Centennial celebrations continue in St. John’s
Wearing a black top hat and fairly old-fashioned formal attire, a man holding a scroll stood on the front steps of the Bowring Park Bungalow and offered a loud pronouncement.
© — Photo by Andrew Robinson/The Telegram
City of St. John’s town crier Chris Pickard (left) stands alongside actors Dana Parsons and Keith Power during Tuesday’s re-enactment of Bowring Park’s official opening 100 years ago. Power played His Royal Highness the Duke of Connaught, who was in St. John’s for the official opening on July 15, 1914.

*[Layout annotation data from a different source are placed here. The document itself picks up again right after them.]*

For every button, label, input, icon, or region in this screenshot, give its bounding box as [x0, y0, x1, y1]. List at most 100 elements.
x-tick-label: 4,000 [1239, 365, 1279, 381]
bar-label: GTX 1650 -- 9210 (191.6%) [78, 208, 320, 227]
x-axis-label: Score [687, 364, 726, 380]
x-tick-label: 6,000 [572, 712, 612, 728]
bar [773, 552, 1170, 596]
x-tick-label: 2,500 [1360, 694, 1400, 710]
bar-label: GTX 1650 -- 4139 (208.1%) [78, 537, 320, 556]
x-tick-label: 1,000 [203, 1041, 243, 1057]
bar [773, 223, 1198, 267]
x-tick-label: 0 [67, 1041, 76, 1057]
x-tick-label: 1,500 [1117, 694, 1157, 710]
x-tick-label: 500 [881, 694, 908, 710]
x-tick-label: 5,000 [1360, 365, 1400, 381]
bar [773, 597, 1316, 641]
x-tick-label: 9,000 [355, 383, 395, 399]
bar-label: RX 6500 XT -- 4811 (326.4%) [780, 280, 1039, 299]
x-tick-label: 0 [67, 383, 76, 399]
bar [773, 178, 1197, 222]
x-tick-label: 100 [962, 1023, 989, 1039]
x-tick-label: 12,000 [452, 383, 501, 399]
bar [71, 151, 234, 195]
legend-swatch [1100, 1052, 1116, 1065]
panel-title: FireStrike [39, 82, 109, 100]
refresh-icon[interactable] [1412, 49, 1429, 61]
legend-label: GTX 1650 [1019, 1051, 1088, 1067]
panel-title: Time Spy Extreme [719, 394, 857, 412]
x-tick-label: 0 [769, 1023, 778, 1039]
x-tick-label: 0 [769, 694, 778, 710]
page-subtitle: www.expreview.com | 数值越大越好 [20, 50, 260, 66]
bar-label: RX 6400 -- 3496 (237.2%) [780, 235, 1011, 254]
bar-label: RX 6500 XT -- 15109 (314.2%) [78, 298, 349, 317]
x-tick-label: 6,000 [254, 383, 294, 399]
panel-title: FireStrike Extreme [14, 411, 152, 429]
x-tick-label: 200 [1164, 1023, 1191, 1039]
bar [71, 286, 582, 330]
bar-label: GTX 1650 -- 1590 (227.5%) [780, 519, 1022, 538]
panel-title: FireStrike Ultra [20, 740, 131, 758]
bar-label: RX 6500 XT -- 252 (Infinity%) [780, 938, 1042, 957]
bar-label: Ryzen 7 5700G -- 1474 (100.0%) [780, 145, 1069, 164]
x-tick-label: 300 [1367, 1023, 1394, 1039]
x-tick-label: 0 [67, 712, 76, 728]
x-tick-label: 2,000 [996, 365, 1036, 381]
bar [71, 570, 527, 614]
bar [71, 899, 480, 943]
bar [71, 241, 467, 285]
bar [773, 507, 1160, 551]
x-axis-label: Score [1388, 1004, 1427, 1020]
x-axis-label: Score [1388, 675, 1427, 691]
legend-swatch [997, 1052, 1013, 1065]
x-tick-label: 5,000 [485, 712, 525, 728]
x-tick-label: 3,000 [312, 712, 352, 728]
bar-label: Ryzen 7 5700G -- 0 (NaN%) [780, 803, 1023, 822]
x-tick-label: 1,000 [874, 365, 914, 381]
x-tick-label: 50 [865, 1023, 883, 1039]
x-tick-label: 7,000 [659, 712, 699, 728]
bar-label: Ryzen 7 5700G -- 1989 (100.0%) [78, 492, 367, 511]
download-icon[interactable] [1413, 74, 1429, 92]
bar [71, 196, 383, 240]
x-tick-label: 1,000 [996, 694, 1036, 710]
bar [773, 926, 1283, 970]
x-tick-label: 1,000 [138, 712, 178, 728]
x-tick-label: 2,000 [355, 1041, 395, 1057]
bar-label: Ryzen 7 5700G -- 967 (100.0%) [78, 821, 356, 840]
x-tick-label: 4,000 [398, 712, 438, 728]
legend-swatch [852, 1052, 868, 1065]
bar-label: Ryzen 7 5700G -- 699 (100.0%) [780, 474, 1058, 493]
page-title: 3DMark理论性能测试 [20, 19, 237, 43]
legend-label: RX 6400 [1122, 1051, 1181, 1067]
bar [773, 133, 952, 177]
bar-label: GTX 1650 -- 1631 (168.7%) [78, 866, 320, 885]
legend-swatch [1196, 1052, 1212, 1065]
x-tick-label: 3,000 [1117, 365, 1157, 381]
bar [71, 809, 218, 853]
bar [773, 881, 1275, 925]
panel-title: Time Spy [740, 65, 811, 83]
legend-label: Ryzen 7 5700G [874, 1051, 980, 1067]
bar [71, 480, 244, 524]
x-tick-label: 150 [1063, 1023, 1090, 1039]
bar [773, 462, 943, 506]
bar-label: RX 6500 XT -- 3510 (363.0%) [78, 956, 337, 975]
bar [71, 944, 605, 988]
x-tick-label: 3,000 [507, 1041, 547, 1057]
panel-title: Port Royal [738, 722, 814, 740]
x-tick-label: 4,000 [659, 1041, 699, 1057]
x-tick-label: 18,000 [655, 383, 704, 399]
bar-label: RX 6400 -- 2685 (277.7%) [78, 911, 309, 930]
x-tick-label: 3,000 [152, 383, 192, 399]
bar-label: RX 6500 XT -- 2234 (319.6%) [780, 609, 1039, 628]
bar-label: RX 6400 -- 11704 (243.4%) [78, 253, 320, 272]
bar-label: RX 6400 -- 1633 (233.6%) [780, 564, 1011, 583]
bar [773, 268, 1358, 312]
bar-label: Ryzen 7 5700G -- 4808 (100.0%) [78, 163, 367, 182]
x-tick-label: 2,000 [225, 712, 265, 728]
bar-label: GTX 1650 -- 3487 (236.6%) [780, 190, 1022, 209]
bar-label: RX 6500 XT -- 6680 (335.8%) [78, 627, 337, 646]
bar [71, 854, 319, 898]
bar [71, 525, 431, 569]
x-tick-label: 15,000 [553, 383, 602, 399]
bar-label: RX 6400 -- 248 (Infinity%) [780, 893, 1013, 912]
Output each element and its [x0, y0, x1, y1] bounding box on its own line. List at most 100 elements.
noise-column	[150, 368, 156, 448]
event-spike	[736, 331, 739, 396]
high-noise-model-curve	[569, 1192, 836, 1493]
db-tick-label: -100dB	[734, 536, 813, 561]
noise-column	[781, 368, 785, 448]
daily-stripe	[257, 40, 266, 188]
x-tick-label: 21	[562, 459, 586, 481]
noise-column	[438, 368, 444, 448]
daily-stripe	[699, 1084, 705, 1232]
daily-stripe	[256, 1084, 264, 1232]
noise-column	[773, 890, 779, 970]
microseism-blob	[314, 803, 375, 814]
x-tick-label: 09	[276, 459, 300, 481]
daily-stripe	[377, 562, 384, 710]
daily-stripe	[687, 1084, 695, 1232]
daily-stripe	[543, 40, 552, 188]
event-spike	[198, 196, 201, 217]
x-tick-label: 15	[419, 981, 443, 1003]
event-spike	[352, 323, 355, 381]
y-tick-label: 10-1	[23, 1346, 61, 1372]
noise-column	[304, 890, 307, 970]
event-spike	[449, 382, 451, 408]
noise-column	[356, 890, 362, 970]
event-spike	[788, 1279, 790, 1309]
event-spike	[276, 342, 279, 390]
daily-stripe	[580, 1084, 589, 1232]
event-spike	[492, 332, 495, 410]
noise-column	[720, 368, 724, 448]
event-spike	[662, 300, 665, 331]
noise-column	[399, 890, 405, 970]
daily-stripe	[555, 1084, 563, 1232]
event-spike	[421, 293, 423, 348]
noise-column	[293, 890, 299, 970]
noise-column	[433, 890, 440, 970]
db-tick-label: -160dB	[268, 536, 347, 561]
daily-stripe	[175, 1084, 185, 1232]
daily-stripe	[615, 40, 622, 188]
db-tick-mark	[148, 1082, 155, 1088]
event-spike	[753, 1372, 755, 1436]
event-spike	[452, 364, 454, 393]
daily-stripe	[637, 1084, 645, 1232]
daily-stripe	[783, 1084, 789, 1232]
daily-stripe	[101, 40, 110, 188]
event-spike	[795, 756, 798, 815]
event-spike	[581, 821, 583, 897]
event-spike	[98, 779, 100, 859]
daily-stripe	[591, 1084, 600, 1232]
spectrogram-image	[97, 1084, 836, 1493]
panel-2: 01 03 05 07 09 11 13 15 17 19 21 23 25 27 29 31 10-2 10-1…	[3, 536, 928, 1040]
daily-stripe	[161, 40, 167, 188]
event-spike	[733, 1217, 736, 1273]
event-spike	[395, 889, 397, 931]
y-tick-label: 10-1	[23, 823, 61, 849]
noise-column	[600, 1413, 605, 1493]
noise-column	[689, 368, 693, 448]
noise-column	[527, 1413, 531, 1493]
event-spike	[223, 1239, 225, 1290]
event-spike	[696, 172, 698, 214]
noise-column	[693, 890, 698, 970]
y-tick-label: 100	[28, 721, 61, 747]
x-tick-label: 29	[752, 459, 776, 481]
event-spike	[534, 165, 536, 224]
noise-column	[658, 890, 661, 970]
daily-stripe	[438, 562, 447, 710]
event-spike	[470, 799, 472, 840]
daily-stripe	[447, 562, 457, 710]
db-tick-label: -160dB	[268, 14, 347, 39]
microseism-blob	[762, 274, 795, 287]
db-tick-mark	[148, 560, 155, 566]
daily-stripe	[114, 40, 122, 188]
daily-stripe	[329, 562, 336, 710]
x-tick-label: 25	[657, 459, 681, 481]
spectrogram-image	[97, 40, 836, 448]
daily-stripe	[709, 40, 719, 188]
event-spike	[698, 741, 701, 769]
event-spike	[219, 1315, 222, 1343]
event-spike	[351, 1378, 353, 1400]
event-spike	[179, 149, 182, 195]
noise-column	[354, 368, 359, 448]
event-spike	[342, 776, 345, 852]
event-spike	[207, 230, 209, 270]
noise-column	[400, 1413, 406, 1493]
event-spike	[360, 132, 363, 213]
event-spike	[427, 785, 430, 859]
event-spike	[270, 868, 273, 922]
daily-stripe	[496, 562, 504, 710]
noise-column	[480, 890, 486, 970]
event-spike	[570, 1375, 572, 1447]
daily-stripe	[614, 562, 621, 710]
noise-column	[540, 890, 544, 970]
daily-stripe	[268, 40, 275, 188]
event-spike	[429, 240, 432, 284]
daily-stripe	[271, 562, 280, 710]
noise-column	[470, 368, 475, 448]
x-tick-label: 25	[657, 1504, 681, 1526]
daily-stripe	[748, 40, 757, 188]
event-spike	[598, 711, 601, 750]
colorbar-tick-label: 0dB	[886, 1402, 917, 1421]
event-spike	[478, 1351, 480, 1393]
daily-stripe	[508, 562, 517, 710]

“Ladies and gentlemen, it is now my pleasing duty to declare this park open, and may it ever be a source of pleasure and enjoyment to the citizens of St. John’s and Newfoundland in general,” he said, standing before a large crowd that gathered at the park Tuesday evening.
Actor Keith Power played the role of His Royal Highness the Duke of Connaught as part of a re-enactment of the official opening of the park. Tuesday marked the 100th anniversary of the park’s opening on July 15, 1914.
Local company The Bowring Brothers purchased Rae Island Farm and offered the land to the City of St. John’s in 1911 to eventually create a park. The gesture was made to honour the company’s own centennial anniversary.
Tuesday’s re-enactment of the official opening ceremony — during which the duke assisted in planting a linden tree — was organized by local theatre company Spirit of Newfoundland.
The duke’s linden tree was one of many trees destroyed during hurricane Igor in September 2010. The city planted a new linden tree to replace it a few months later, on Arbor Day in 2011. A podium made from the downed linden tree was publicly unveiled Tuesday.
Also during Tuesday’s event, St. John’s resident Victoria LeMessurier Badcock helped Mayor Dennis O’Keefe plant a new red oak tree to mark the centennial anniversary. Badcock was three months old when the park opened and reportedly attended the original ceremony as a baby.